Developmental stage was estimated by observation of the vulva [48]. Animals were synchronized by transfer after a 2-h laying period, as described above for the lifespan analysis, and incubated at 20°C. At the L4 to adult transition, animals were washed from the plates at three time points, mounted on agarose pads, and examined using a compound microscope. Animals were visually categorized into age groups based on vulval development as described [49]. At least 40 animals per condition were scored.

D. melanogaster: Eggs were collected in 24-h laying periods and scored for 2-day-old and 15-day-old animals. The fecundity of the females varied on a 48-h cycle under the conditions used. Developmental time was estimated by placing 30 first instar larvae into a vial, and collecting and counting the resulting adults in 12-h windows. Five vials per condition were analyzed.

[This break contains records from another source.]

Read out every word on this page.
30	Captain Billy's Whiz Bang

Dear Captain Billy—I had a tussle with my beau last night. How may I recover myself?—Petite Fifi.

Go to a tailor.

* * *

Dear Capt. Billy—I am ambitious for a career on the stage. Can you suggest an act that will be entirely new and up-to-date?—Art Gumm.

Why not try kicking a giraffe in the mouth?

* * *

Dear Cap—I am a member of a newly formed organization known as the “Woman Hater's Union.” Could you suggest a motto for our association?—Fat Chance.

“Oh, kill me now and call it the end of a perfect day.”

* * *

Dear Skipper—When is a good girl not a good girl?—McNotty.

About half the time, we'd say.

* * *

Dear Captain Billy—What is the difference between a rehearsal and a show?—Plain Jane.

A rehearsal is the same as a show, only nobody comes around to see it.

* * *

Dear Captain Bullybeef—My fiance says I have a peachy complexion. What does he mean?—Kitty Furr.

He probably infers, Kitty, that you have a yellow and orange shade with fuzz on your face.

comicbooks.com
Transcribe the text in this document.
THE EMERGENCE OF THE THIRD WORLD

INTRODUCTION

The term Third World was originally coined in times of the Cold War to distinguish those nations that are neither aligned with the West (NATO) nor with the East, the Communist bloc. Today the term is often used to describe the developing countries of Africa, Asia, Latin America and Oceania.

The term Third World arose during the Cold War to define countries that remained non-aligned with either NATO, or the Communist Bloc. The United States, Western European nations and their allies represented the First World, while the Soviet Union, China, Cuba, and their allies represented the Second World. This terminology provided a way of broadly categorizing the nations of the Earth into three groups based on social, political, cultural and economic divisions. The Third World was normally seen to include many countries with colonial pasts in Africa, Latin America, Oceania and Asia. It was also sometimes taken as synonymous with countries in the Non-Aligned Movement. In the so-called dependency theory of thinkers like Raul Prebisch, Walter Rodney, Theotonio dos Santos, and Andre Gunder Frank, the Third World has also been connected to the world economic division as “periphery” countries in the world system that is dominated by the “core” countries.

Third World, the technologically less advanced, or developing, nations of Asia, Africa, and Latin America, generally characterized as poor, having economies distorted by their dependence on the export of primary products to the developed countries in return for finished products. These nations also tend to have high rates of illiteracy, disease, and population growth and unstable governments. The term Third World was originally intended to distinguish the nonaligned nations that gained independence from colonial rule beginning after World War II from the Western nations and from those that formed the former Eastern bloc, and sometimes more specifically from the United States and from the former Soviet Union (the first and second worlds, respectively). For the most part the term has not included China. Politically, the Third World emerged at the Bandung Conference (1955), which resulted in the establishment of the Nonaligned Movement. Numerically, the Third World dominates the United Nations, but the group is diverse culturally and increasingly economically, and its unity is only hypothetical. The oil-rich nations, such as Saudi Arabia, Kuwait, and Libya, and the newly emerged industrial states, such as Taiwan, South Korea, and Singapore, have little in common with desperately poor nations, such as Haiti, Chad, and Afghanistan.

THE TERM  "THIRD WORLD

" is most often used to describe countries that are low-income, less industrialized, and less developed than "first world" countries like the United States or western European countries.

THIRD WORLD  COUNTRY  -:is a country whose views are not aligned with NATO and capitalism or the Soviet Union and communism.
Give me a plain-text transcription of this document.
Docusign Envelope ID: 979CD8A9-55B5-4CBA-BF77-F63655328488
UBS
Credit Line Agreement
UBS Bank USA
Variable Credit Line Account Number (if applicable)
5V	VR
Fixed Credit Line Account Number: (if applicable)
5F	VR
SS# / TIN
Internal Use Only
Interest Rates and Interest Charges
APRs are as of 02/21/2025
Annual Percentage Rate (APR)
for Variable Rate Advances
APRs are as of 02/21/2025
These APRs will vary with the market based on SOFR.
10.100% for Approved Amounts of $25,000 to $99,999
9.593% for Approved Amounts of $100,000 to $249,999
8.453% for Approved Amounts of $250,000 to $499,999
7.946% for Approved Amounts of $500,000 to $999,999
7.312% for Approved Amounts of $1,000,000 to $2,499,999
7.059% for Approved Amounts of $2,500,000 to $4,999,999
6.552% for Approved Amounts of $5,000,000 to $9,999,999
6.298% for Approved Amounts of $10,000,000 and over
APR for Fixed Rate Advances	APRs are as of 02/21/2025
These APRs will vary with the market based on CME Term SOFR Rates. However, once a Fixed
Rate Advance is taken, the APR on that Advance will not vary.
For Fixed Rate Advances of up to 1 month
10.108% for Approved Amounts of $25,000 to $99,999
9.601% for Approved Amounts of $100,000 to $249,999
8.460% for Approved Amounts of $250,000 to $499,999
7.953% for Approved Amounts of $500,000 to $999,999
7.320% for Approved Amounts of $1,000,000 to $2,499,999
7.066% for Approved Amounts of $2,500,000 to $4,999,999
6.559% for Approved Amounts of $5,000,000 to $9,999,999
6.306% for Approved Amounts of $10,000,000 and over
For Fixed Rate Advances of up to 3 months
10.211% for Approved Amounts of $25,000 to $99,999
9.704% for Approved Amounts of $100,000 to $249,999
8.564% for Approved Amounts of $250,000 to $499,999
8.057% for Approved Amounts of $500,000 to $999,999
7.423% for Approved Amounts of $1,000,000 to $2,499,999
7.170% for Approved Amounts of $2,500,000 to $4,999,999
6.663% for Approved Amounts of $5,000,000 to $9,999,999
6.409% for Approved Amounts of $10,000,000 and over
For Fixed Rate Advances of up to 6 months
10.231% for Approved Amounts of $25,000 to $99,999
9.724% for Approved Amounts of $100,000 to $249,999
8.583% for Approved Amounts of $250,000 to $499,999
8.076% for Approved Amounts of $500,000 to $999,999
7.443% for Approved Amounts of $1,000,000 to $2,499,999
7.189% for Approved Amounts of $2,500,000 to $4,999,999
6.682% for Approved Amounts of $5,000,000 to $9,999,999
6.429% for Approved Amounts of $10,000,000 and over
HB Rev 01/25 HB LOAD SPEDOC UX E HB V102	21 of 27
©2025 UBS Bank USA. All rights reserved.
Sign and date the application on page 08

Quantification of C. elegans swimming behavior

Four or five adult hermaphrodites (day 3 or day 7 of adulthood) per condition were randomly selected and deposited in 60 μl M9 buffer on a 10-mm etched circular slide (Delta Microscopies). This low density minimized overlap between worm movements and allowed each worm to be accurately tracked. Worms were allowed to acclimate for 30 s and their movements were then recorded for 45 s. Videos were processed using ImageJ software and analyzed with the CeleST program implemented in MATLAB. Eight videos per condition were realized. The recording system consisted of a Leica M205FA stereomicroscope, a charge-coupled device camera recording at 21 frames/s, and LAS AF software to control image acquisition. A minimum of 30 worms per sample was analyzed.

Statistical analysis

Lifespan analysis and calculations were performed using Oasis online software [50] and p-values were calculated using the Mantel–Cox log-rank method. All other comparisons were performed using variance analysis and t-tests with MATLAB software. Motility data were subjected to principal component analysis and analysis of variance using MATLAB. Levene test was used to assess equality of variances. A p value of 0.05 was considered statistically significant. Replicate experimental data are shown in Tables 1 and 2 for D. melanogaster and C. elegans, respectively. When Kruskal-Wallis or ANOVA gave significant results, post-hoc tests (Dunnett test) handling multiple comparisons were performed.

Abbreviations

SG: short generation; LG: long generation; LG.SG: long generations followed by short generation at reproductive time.

Author Contributions

JCB, HA, and AL conceived and designed the study; CL, AP, JD, and AL performed the experiments; CL, AP, PS, JCB, HA, and AL analyzed and interpreted the data; AL wrote the first draft of the manuscript; JCB, HA and AL critically revised the manuscript; all authors approved the final version of the manuscript.

Acknowledgments

We thank Pauline Joncour, Catherine Cerutti for help with statistical analysis, Françoise Gay and Pauline Gresset for technical support, Marie Delattre, Francesca Palladino, Marie-Anne Felix, Philippe Baret, Mathieu Gautier and Christophe de la Roche Saint André for fruitful discussions and advices, and Abderrahman Khila and Jonathan Enriquez for suggestions on the manuscript.

Conflicts of Interest

The authors declare no conflicts of interest related to this study.

Ethical Statement

As invertebrates are not protected by current EU regulations, the research that is described in the present paper does not require any ethical statement approval.

Funding

This work was supported by the European Research Council grant to H.A. (H2020/2014-2019-N647003).